Tra i presenti, c’erano una dozzina di sindaci, con in testa Paola Massidda, padrona di casa e presidente della conferenza socio-sanitaria dei Comuni del Sulcis Iglesiente, rappresentanti di diverse associazioni, medici, paramedici, cittadini. Una delegazione è arrivata dall’Ogliastra, in rappresentanza del Comitato costituito a difesa dei diritti di quel territorio in materia sanitaria che recentemente ha mobilitato la popolazione, riuscendo a portare in piazza oltre 3.000 persone, un numero considerevole, se si tiene conto che l’Ogliastra conta 23 Comuni per complessivi 57,318 abitanti, contro lo stesso numero di Comuni, 23, del Sulcis Iglesiente, che conta però 136.345 abitanti…

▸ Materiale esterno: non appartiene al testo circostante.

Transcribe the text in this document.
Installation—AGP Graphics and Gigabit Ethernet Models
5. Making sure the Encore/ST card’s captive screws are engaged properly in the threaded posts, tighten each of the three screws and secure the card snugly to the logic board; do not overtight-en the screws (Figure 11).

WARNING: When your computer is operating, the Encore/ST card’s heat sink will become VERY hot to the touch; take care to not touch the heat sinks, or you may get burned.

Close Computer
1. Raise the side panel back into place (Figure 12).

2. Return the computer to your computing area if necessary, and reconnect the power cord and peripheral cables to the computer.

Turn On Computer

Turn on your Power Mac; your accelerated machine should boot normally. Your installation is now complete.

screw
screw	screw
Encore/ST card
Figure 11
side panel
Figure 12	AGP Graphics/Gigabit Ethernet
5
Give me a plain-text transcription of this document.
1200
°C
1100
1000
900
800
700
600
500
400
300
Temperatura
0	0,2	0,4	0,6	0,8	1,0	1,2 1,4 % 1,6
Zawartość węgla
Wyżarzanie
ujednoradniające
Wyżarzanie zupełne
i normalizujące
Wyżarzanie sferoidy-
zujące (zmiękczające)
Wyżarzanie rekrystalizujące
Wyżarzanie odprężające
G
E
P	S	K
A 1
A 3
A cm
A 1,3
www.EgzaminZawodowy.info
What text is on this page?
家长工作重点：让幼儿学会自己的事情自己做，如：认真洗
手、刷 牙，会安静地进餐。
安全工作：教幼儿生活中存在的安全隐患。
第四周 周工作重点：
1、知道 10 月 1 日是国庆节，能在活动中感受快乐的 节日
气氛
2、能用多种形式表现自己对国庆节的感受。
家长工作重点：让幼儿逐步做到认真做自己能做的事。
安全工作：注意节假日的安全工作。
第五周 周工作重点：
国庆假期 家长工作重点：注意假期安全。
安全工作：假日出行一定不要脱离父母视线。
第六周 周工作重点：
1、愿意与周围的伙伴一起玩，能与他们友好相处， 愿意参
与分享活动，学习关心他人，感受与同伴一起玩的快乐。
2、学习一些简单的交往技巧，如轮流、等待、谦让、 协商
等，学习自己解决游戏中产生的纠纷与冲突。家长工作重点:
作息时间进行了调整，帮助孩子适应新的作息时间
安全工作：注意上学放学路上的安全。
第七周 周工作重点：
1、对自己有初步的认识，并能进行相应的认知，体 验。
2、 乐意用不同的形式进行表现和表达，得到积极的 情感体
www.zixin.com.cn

Dopo la relazione introduttiva di Graziano Lebiu, presidente dell’OPI del Sulcis Iglesiente, è intervenuta Paola Massidda e sono poi seguiti quindici interventi: Giorgio Madeddu, presidente dell’associazione Amici della Cita Sulcis; Efisio Aresti, segretario della UIL Funzione pubblica del Sulcis Iglesiente; don Salvatore Benizzi, direttore diocesano della Pastorale Sociale e del Lavoro; Gianluca Lindiri, dializzato di Tratalias; Gianfranco Trullu, sindaco di Perdaxius; Bruno Piras, rappresentante del Comitato dei cittadini dell’Ogliastra; Andrea Deiana, giovane diversamente abile impegnato nell’associazionismo a difesa dei diritti dei cittadini; Giorgio Vidili, segretario regionale di Cittadinanza Attiva; Rita Melis, coordinatrice territoriale della Rete Sarda per la difesa della Sanità pubblica e gratuita; Peppino La Rosa, ex consigliere regionale; Loriana Pitzalis, ex assessore del comune di Carbonia; Manolo Mureddu, giornalista; Paolo Zandara, medico pediatra; e, infine, i consiglieri regionali eletti nel territorio, Michele Ennas (Lega) e Fabio Usai (PSd’Az).

Non riportiamo i contenuti degli interventi, perché li abbiamo registrati e ve li proporremo nelle prossime ore, allegate a questo articolo.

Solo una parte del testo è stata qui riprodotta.